The second invitation came from years of teachings from President Russell M. Nelson about Jesus Christ and peacemaking and included another full minute of reflection.
“His true disciples build, lift, encourage, persuade and inspire, no matter how difficult the situation. True disciples of Jesus Christ are peacemakers,” President Nelson said in 2023.
Brother Dixon noted that President Nelson once more called for peacemakers in an essay in Time Magazine for his 101st birthday just five days before Kirk’s assassination.
The church’s statement condemning violence after Kirk’s death was, therefore, not reactive, Brother Dixon said. Instead, “it was the culmination of what the Lord has been teaching us through his prophet for years.”
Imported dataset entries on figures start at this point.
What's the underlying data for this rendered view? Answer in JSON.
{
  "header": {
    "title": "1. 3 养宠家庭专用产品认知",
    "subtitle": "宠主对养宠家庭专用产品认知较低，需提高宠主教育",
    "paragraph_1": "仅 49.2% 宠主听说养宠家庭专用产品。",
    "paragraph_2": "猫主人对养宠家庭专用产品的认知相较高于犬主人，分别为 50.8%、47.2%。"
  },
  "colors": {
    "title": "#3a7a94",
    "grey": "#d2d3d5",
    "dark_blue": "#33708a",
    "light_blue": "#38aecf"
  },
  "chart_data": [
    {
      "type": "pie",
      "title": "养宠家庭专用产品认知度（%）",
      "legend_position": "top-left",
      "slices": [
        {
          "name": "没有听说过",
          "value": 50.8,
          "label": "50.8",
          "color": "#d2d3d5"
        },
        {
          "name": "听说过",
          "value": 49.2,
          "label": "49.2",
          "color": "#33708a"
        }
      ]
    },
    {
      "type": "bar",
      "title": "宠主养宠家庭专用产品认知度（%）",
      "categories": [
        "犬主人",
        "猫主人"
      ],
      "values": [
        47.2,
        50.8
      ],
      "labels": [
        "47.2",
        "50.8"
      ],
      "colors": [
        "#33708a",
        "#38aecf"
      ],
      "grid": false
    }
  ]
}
“How can you be a peacemaker?” Brother Dixon asked in making his second invitation. “What is the Lord teaching you today, through his prophet and through the Holy Ghost, about how you specifically can be more of a peacemaker in your own individual circumstances?”
The Utah Valley Institute is open to all young, college-age adults. “Connect with the Savior. Connect with friends. Connect with relevant topics,” its website says.
The university and the institute will continue to help students, faculty and staff process what several students sensitively referred to as “the incident.”
- On Friday at 4 p.m., UVU President Astrid Tuminez will lead a Unity Vigil at the UCCU Center on campus.
- On Sunday at 6 p.m., the institute will host a previously scheduled devotional with Elder Steven D. Shumway, a General Authority Seventy.
- On Wednesday, Sept. 24, the institute will host the first of five weekly workshops titled “Peacemakers Needed.” The curriculum was developed by Paul Lambert of BYU’s Wheatley Institute in conjunction with the church’s Seminaries and Institutes programs.
The workshop is designed to provide skills to those who naturally feel overwhelmed by what’s online today, Brother Dixon said.
“His capacity to bring comfort and to heal is infinite,” Brother Dixon said. “There is nobody in this room that is outside the reach of the ability of Jesus Christ to heal, thanks to the atoning sacrifice he made, and I love him for that, and I’m grateful for what he did.”
“The tomb is empty,” he added at the end of the devotional. “Our Savior lives. He’s not just a person from the history books, but he is alive and well, anxious to bless and help each one of you.”